The most pleasant surprise of the playing review is just how much I have enjoyed hitting the V3, how versatile it is out of any lie and how much confidence it bred after watching one ball after another land on the green from 200 yards out.
The V3 4 hybrid with a Mitsubishi Rayon Bassara stiff shaft, which is a high-launch, lightweight shaft (the exact opposite of what I normally play and far from what I was fit into at a recent Hot Stix fitting) flies a consistent 205 yards, replacing my 4 iron, which had fallen out of favor last season and launched my hybrid hunt. The V3 launches sky high and I cannot control the trajectory as I could with a 4 iron, but the tradeoff for a consistent ball that flies the same each time is a welcome change. My favorite thing about the V3 is how easy it is to hit from any lie, particularly heavy rough that I’d never think of getting a long iron through.
One knock that’s often made against hybrids, is that for a player who plays a draw and has a high swing speed, the design of a hybrid will turn a subtle draw into a nasty hook. My first attempts several years ago with a hybrid matched these results and turned me off from trying another for a long time. I hit it left, further left, and so far left I finally handed the club to a friend and told him to take it before it ended up in a pond.

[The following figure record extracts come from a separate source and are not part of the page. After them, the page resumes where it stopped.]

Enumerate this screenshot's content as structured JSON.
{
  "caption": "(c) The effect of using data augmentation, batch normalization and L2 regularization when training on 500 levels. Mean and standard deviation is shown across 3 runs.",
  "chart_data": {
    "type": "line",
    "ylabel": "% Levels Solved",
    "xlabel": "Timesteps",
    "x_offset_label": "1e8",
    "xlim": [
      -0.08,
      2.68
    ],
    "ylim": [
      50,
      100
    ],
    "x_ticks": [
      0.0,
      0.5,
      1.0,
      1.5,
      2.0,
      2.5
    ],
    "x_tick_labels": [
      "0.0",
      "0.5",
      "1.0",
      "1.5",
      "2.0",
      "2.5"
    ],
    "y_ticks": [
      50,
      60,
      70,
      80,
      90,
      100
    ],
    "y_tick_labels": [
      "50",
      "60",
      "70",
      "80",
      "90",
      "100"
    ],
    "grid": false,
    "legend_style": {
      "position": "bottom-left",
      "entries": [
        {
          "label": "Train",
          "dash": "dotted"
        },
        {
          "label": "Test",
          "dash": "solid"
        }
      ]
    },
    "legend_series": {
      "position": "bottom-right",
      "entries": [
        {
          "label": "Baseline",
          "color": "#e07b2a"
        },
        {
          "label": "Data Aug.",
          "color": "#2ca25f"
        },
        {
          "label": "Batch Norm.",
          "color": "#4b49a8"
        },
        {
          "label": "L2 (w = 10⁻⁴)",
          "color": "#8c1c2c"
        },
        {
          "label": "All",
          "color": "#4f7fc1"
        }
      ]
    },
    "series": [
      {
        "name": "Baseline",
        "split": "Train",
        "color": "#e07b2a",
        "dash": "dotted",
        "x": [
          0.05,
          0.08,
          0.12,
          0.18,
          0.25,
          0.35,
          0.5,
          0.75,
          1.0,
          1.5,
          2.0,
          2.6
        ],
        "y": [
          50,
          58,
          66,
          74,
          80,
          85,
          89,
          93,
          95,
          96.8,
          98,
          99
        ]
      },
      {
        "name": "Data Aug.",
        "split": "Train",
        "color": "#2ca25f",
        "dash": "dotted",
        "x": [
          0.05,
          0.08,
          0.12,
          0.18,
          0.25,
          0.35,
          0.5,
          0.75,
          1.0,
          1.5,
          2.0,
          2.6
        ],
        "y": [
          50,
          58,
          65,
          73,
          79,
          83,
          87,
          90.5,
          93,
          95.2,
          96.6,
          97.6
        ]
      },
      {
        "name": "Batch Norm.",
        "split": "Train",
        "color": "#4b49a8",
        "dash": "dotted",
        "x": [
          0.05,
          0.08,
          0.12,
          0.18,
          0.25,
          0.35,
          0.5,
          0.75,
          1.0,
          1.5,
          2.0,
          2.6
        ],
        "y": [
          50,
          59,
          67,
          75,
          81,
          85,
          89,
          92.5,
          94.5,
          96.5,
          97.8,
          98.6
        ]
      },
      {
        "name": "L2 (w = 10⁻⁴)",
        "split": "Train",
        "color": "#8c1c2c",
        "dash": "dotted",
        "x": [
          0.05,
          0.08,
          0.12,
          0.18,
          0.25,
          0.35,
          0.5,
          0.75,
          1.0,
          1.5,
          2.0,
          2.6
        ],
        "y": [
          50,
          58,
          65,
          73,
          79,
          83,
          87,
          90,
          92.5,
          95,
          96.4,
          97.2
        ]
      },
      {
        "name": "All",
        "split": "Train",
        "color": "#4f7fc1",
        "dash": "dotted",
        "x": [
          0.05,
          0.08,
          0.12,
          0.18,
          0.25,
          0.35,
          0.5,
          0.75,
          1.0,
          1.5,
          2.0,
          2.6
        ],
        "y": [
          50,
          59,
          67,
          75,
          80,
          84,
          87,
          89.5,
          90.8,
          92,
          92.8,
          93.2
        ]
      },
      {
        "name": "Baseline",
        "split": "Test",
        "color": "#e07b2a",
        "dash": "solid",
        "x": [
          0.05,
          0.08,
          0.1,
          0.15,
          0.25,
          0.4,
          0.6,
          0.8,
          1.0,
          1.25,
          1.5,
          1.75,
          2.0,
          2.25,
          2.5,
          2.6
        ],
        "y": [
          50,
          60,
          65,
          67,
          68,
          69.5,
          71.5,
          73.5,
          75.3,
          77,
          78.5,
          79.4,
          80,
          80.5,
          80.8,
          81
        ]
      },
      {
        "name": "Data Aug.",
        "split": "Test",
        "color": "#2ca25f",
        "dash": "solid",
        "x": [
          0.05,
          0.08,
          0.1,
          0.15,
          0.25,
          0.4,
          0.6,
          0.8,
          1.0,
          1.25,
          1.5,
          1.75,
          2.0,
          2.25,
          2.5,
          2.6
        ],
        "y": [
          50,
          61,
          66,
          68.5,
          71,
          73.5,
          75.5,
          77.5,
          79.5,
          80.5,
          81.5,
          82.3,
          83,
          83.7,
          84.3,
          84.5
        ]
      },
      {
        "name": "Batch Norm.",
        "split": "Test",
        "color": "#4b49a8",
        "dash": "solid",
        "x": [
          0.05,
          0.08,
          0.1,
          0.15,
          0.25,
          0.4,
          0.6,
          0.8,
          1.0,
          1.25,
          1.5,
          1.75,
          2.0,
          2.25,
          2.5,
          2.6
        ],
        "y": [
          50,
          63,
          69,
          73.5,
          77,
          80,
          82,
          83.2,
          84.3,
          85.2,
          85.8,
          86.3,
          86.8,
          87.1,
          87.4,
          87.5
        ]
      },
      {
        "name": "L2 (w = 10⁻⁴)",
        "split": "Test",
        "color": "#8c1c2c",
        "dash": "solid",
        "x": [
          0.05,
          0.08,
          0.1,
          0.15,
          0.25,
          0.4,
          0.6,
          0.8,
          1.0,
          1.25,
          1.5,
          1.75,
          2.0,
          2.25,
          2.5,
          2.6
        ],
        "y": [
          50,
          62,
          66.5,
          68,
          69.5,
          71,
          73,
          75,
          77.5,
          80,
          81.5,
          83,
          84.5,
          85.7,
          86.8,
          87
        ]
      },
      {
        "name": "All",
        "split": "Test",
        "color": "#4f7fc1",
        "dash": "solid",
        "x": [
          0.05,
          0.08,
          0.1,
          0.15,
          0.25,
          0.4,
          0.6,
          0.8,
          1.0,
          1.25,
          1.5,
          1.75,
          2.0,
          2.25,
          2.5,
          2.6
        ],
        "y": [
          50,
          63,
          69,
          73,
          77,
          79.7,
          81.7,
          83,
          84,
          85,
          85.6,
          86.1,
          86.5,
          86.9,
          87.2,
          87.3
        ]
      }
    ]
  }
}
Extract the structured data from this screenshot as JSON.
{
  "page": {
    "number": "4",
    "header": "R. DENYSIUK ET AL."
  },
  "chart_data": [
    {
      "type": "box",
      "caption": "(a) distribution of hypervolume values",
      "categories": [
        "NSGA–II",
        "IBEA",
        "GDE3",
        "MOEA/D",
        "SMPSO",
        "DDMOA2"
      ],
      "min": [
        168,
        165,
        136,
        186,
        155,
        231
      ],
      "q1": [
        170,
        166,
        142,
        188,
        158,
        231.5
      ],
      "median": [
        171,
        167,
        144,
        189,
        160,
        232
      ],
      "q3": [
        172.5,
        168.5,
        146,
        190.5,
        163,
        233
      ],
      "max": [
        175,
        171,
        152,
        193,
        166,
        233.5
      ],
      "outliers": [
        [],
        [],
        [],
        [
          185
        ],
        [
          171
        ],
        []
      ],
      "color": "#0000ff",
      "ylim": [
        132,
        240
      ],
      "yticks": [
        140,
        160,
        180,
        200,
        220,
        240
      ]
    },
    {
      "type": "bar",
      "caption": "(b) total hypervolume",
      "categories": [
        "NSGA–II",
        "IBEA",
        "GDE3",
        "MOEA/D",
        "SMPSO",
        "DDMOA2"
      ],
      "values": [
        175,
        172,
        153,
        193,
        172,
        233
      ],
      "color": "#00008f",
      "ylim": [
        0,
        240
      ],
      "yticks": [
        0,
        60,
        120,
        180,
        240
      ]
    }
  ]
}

But with the Adams hybrids, I don’t fight a hook whatsoever. If anything, the a12 has a tendency to cut and the V3 has a baby draw ball flight.

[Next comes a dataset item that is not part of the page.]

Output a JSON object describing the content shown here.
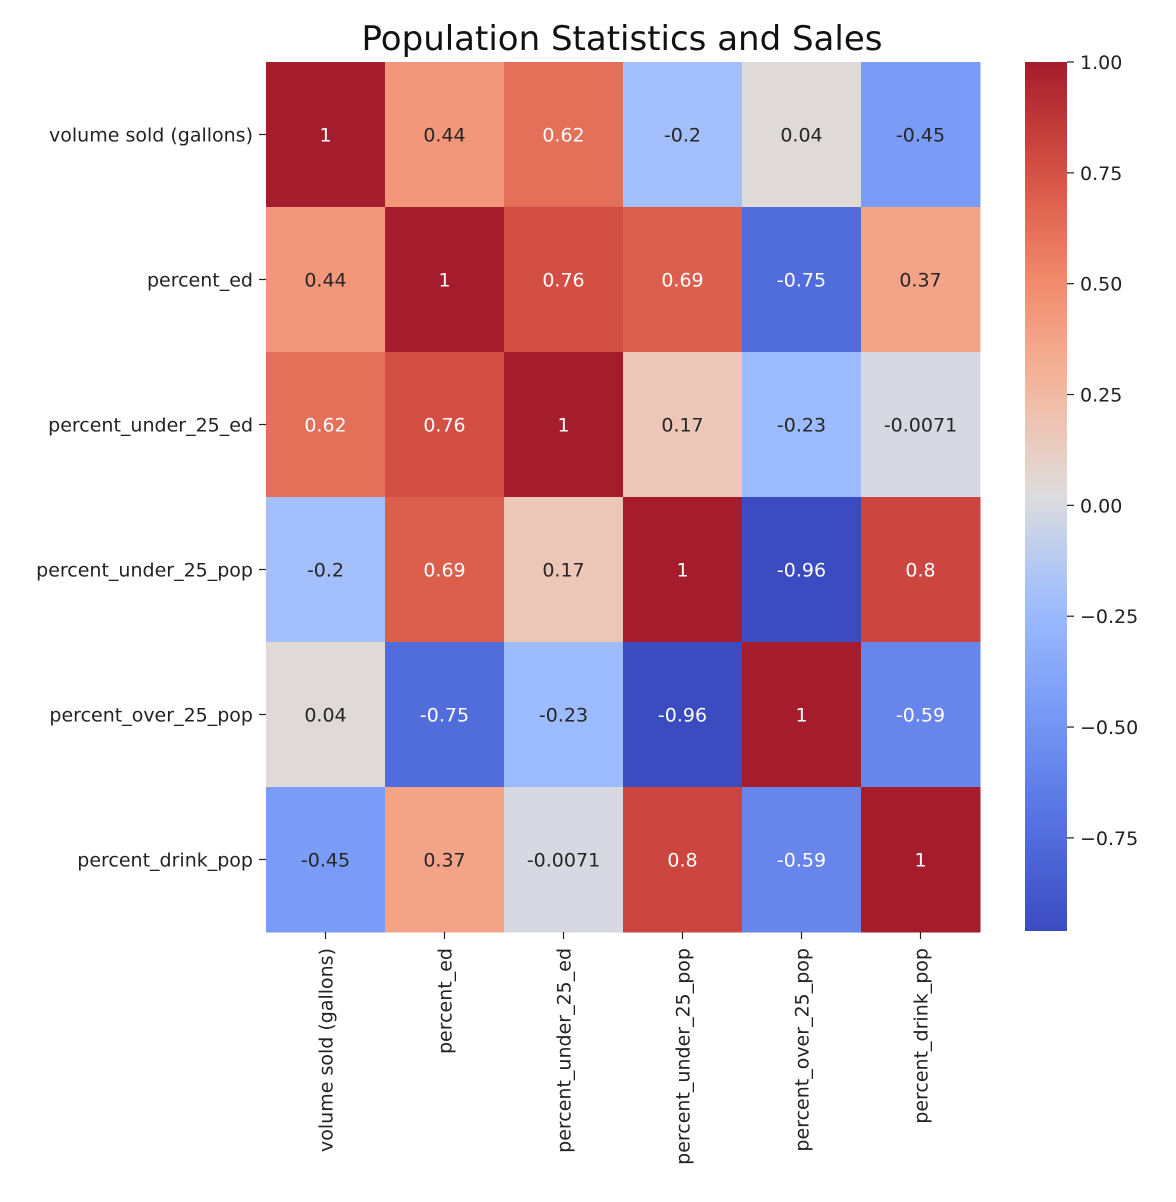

Whereas the V3 is very forgiving and is good club for long par 3s or getting it out of the rough, the Adams Idea Pro a12 is a real performance club, serving much the same purpose as my trusty 2 iron of years past.
With my 18 degree a12, I’m able to stand on the tee of a narrow par 4 with far more confidence than with a driver, 3 wood or long iron. It flies approximately 225 yards and with the Aldila RIP VS Proto Hybrid stiff shaft (the Matrix Ozik Altus Hybrid is the other stock shaft option), the ball flight is penetrating and consistently lower. Unlike the V3 which is designed to fly high, the a12 hybrid has the boring trajectory preferred by better players, specifically high-spin players such as myself. During my Hot Stix fitting, we determined that I’d be better off with an X flex shaft, and that will eliminate some of the ballooning shots I experience, but that’s through no fault of this hybrid head. Speaking of the a12 head, it simply inspires confidence, with its iron-on-steroids look and the way the face seems to sit a hair open, reducing the fear of a nasty snap hook. The black finish frames the ball nicely, almost begging you to hit it on the sweet spot.
Because of the loft and the design characteristics, the a12 worked best for me off the tee or from the fairway, although it definitely plays better out of the rough than my fairway woods and I’ve also had success hitting it from low-lip fairway bunkers. The real question for me is whether I even need to carry a 3 wood now that the Idea Pro a12 is in the bag.
After more than two dozen rounds with the Adams Idea Tech V3 and the Adams Idea Pro a12, I’m sold on Adams hybrids as a very effective way to make the game of golf easier. By adding hybrids and eliminating long irons, there’s increased confidence into long par 3s and off the tee for short par 4s.
Having the ability to test both offerings, it’s remarkable how easy and reliable the Adams Idea Tech V3 hybrid is to hit from fairway or trouble and into greens thanks to a high ball flight that helps hold the green.
The Adams Idea Pro a12 is certainly a club that helps make a good player better, with its laser-like accuracy, supreme workability and a look at address that instills confidence.
Regardless of your handicap, I’m confident you’ll find an Adams hybrid that fits your game.